The promotion of employment, and Research & Development, really aren’t a priority anymore for companies listed on the stock market that frantically buy back their own shares in order to ensure their share prices are always on the rise, benefitting their shareholders who have already been spoilt rotten by regular dividend payments. In a country like the US, these share buybacks will reach 1,000 billion dollars this year, an increase of nearly 50% from 2017. The wealthiest 1% possess to themselves nearly 70% of stock market capitalisation, and the least fortunate 90% possess only 6% ! Let’s not sugar coat reality, because these offensive stock market developments are both the prerequisite and the direct consequence of the shocking, and alas so familiar, inequalities of our Western landscape. As for those at the bottom, “why don’t they just eat cake”, to rehash Queen Marie-Antoinette’s famous riposte…

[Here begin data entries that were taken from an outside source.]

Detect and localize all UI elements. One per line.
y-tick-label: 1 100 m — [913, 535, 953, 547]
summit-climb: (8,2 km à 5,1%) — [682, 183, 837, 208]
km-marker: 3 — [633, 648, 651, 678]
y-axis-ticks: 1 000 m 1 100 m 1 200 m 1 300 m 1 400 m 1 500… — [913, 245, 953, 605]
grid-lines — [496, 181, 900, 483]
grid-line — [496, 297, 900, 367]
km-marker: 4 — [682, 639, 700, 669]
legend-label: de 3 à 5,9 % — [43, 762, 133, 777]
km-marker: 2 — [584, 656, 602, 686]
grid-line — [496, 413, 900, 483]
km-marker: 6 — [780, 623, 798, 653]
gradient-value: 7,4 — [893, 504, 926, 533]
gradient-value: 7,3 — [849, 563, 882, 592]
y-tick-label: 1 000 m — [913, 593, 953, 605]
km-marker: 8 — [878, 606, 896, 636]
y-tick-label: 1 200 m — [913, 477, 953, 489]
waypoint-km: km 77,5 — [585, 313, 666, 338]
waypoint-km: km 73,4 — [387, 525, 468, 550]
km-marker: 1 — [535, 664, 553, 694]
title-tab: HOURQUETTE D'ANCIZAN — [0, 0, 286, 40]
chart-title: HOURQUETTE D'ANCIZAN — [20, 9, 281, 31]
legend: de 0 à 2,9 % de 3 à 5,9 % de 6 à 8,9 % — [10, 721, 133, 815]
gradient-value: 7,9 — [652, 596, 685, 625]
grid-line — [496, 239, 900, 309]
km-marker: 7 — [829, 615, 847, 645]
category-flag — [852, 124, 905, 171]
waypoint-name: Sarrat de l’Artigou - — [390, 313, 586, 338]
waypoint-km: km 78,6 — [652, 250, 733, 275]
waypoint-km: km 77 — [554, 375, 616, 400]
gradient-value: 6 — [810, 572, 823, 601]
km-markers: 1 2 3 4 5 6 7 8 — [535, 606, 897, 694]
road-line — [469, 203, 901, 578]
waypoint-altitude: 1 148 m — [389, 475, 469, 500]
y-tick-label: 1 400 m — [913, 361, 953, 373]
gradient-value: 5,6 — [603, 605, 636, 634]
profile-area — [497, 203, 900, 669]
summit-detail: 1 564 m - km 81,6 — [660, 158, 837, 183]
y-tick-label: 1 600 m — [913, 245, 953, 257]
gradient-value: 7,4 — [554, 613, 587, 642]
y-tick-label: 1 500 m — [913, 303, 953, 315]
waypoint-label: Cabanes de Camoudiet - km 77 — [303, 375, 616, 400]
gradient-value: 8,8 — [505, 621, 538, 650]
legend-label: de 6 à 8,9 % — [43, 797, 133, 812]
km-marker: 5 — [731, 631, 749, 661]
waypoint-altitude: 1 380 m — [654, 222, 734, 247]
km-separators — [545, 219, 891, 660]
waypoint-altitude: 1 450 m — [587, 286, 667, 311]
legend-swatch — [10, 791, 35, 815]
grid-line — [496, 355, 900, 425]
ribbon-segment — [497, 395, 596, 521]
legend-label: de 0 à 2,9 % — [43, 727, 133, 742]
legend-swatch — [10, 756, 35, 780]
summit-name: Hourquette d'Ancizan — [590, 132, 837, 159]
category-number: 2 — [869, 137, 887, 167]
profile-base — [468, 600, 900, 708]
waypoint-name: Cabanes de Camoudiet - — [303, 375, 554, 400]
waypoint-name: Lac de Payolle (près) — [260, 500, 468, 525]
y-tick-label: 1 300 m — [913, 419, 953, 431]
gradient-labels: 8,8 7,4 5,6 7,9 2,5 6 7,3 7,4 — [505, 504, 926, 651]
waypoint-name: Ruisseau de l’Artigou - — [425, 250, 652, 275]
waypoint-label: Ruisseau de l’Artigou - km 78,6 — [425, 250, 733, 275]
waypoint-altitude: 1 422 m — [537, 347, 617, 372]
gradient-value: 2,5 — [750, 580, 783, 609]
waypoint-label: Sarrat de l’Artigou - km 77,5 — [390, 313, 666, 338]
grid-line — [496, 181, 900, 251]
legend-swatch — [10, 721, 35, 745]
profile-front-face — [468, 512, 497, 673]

A McDonald’s employee could have had a yearly pay rise of $4,000 if the company hadn’t spent $21 billion on buying back its own shares between 2015 and 2017. Starbucks employees could have had $7,000 more, Home Depot employees $18,000 more, and the list goes on. This is according to a study led by the National Employment Law Project in the USA. It’s simple: between 2015 and 2017, US listed companies spent 60% of their profits in this little buybacks game, while their supreme leaders’ salaries were 127 times higher than their median salary. Over the ten years following the crisis of 2007-08, we therefore saw to the fully-fledged sabotage of a pact that had existed since Roosevelt’s “New Deal” that greatly inspired a Europe we once called “social”. This same Franklin Delano Roosevelt who in 1938 gave the warning since – he said – “History proves that dictatorships never prosper over governments that succeed”. Wise words!